Tuesday, July 17, 2007

High Priced Potter

Children in England, the home of J.K. Rowling and Harry Potter himself, may be hard-pressed to obtain a copy of Harry Potter and the Deathly Hallows. It's always the children who suffer when the adults are at odds.

In America, the book will be easy to find on Wal-Mart's shelves, or at least it will be easy to find as long as copies are available. With all the excitement over this last installment in the Harry Potter series, the book will not be on the shelves for long. Travel to England, where Wal-Mart operates the Asda chain, and there may not be a single copy of Ms. Rowling's book to be had.

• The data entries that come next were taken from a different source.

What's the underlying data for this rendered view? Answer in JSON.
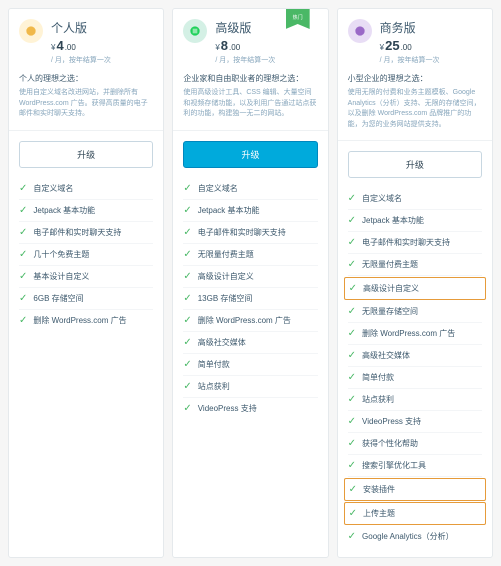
{
  "plans": [
    {
      "name": "个人版",
      "price": "4",
      "priceSub": ".00",
      "billing": "/ 月，按年结算一次",
      "descTitle": "个人的理想之选：",
      "descText": "使用自定义域名改进网站，并删除所有 WordPress.com 广告。获得高质量的电子邮件和实时聊天支持。",
      "btn": "升级",
      "btnPrimary": false,
      "features": [
        {
          "t": "自定义域名"
        },
        {
          "t": "Jetpack 基本功能"
        },
        {
          "t": "电子邮件和实时聊天支持"
        },
        {
          "t": "几十个免费主题"
        },
        {
          "t": "基本设计自定义"
        },
        {
          "t": "6GB 存储空间"
        },
        {
          "t": "删除 WordPress.com 广告"
        }
      ]
    },
    {
      "name": "高级版",
      "price": "8",
      "priceSub": ".00",
      "billing": "/ 月，按年结算一次",
      "descTitle": "企业家和自由职业者的理想之选：",
      "descText": "使用高级设计工具、CSS 编辑、大量空间和视频存储功能，以及利用广告通过站点获利的功能，构建独一无二的网站。",
      "btn": "升级",
      "btnPrimary": true,
      "badge": "热门",
      "features": [
        {
          "t": "自定义域名"
        },
        {
          "t": "Jetpack 基本功能"
        },
        {
          "t": "电子邮件和实时聊天支持"
        },
        {
          "t": "无限量付费主题"
        },
        {
          "t": "高级设计自定义"
        },
        {
          "t": "13GB 存储空间"
        },
        {
          "t": "删除 WordPress.com 广告"
        },
        {
          "t": "高级社交媒体"
        },
        {
          "t": "简单付款"
        },
        {
          "t": "站点获利"
        },
        {
          "t": "VideoPress 支持"
        }
      ]
    },
    {
      "name": "商务版",
      "price": "25",
      "priceSub": ".00",
      "billing": "/ 月，按年结算一次",
      "descTitle": "小型企业的理想之选：",
      "descText": "使用无限的付费和业务主题模板、Google Analytics（分析）支持、无限的存储空间，以及删除 WordPress.com 品牌推广的功能，为您的业务网站提供支持。",
      "btn": "升级",
      "btnPrimary": false,
      "features": [
        {
          "t": "自定义域名"
        },
        {
          "t": "Jetpack 基本功能"
        },
        {
          "t": "电子邮件和实时聊天支持"
        },
        {
          "t": "无限量付费主题"
        },
        {
          "t": "高级设计自定义",
          "hl": true
        },
        {
          "t": "无限量存储空间"
        },
        {
          "t": "删除 WordPress.com 广告"
        },
        {
          "t": "高级社交媒体"
        },
        {
          "t": "简单付款"
        },
        {
          "t": "站点获利"
        },
        {
          "t": "VideoPress 支持"
        },
        {
          "t": "获得个性化帮助"
        },
        {
          "t": "搜索引擎优化工具"
        },
        {
          "t": "安装插件",
          "hl": true
        },
        {
          "t": "上传主题",
          "hl": true
        },
        {
          "t": "Google Analytics（分析）"
        }
      ]
    }
  ]
}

Wal-Mart has its own way of operating, one that involves squeezing its vendors to extract every ounce of profit. Their Asda unit is now putting the clamps on Bloomsbury, the publisher of the Harry Potter novel, and the end result is a tiff that threatens to keep the book out of Asda's bargain priced stock.

Asda has accused Bloomsbury of profiteering, because the publisher has set the price of the book at EU26.50. Profiteering or not, but British publishers have a remarkable tendency to set the price of hardcover books at astronomical levels, and that may in part explain the financial difficulties that they experience. At any rate, Asda has been screaming loud and long about the suggested retail price, which takes advantage of the demand for the new book and a parent's willingness to pay anything for something the wee little ones want so very much.

Bloomsbury has countered, stating that Asda has unpaid bills in the ledger and the publisher isn't going to ship them more stock. Hence, 500,00 copies of Harry Potter and the Deathly Hallows that would have shipped will not be sent, and this only four days before the official lay-down.

People will shop at Asda whether or not the Harry Potter book is available, but will Bloomsbury manage to sell those 500,000 copies without Asda's shelf space? Or will British fans try to purchase the book on-line via Amazon.com? Considering the current rate of exchange, paying $17.99 is far cheaper than EU26.50. Is it any wonder that sales are declining for British hardcover books?